Ja’Kobi – like the rest of the third graders who went through football drills before listening to Cowboys radio personality Kristi Scales read an excerpt from a book – came away impressed.

“I’m really happy and excited,” Ja’Kobi said. “I’ve been looking forward to this for years. It was fun to come out here and see these guys and get to exercise with them.”

While the students may have been starry-eyed, the message from the event was clear. The PLAY 60 initiative is designed to inspire kids to play well and eat better. The students got to work with the rookies on snapping a football, catching a football and dropping back like they were going to throw a pass.

As important as that was, the second half of the event may make more of an impact. After Scales read an excerpt from “Go Long,” a book written by former NFL players Ronde and Tiki Barber, the McNutt students were each given a copy of the book courtesy of the Essilor Vision Foundation.

All first, third and fifth graders at McNutt went through vision screenings Tuesday courtesy of Essilor and some of the third graders were presented with new glasses from the Cowboys players on hand, including second-round pick Trysten Hill.

Hill told the students he got his first pair of glasses when he was 8-years old and they made a big difference for him because he was able to see the guys he was trying to tackle.

As excited as the students were to see the Cowboys, it was also a rewarding event for the players.

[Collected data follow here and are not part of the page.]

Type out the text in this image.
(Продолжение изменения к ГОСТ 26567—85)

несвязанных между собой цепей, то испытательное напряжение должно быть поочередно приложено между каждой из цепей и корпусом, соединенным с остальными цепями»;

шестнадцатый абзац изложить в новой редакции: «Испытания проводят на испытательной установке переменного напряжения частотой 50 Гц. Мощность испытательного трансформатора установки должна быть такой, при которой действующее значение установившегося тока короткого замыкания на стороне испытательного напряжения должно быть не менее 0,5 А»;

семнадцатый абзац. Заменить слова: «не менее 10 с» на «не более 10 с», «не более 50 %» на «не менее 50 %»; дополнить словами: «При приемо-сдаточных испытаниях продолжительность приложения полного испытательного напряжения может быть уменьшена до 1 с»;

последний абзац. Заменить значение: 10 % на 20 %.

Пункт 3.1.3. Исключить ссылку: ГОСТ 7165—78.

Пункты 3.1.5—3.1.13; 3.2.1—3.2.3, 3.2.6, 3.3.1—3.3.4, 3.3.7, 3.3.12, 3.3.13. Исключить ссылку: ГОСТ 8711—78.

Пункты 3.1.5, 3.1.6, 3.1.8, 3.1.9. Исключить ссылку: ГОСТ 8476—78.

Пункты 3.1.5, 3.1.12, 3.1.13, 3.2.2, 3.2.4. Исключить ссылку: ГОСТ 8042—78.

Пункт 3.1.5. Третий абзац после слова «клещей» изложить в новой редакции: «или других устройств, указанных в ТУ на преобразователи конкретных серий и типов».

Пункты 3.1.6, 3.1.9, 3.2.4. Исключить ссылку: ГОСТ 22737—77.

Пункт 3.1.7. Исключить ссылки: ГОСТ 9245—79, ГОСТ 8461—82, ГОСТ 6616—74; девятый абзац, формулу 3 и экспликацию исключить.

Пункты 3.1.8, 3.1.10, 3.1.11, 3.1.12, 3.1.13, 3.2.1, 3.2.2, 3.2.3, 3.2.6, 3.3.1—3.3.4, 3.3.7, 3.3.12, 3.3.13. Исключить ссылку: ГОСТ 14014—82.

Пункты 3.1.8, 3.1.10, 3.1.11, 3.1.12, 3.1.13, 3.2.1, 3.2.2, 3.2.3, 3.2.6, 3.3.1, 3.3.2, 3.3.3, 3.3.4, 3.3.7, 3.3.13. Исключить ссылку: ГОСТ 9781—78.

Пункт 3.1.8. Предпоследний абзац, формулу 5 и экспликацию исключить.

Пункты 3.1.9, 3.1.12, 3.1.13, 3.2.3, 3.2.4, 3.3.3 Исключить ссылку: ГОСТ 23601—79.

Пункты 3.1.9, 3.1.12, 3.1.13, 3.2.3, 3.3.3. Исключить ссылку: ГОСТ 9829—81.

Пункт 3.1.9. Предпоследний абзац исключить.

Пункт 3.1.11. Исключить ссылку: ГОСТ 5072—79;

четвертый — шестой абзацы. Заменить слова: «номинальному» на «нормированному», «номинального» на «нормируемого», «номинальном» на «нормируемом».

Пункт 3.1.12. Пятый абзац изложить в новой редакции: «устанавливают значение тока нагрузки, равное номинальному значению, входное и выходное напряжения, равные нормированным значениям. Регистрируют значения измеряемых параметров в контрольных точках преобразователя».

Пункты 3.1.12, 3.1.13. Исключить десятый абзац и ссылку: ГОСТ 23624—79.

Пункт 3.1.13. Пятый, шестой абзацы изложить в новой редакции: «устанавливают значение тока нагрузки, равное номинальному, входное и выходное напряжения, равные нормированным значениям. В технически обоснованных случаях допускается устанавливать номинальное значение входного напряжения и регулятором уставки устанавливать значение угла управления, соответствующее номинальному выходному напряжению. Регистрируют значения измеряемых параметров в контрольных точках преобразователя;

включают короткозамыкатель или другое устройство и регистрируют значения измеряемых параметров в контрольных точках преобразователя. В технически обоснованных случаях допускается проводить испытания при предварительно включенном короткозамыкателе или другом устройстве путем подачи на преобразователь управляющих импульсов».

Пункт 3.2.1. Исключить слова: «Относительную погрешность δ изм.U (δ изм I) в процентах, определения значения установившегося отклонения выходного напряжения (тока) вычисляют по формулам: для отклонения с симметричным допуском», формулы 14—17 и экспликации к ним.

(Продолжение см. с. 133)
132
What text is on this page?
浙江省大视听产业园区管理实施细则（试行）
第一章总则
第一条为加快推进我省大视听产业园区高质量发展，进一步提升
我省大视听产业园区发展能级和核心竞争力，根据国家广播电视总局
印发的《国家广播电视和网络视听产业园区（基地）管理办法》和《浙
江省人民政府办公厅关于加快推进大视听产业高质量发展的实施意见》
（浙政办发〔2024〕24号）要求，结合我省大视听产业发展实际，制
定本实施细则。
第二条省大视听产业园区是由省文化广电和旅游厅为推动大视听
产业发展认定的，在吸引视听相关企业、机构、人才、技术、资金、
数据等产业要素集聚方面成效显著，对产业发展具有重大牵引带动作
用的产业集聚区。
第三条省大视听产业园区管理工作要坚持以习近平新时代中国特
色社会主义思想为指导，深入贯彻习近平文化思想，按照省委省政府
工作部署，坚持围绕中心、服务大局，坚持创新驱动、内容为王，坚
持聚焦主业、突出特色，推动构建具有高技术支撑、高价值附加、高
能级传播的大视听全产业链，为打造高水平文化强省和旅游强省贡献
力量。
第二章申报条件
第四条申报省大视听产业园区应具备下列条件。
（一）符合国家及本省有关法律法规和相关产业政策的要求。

“It shows people that we’re more than football players,” Cowboys running back Tony Pollard said. “Oftentimes you don’t see us because we have helmets on. You get to put a face with the name. This is a great idea because, with so many video games and technology, this program gets them out of the house so they can interact with each other.”

That’s music to the ears of McNutt physical education teacher Scott Schlesinger. He can tell his students how important exercise is all he wants. Hearing it from an NFL player has a bigger impact.

“Any time you can get Cowboys players out here, that makes a difference,” Schlesinger said. “We had the kids do some football skills to get ready. It’s really important. For me, getting students out playing is my passion. I try to get them to do something after school. Hearing it from them is a whole different ballgame. They’ll want to be like that when they get older.”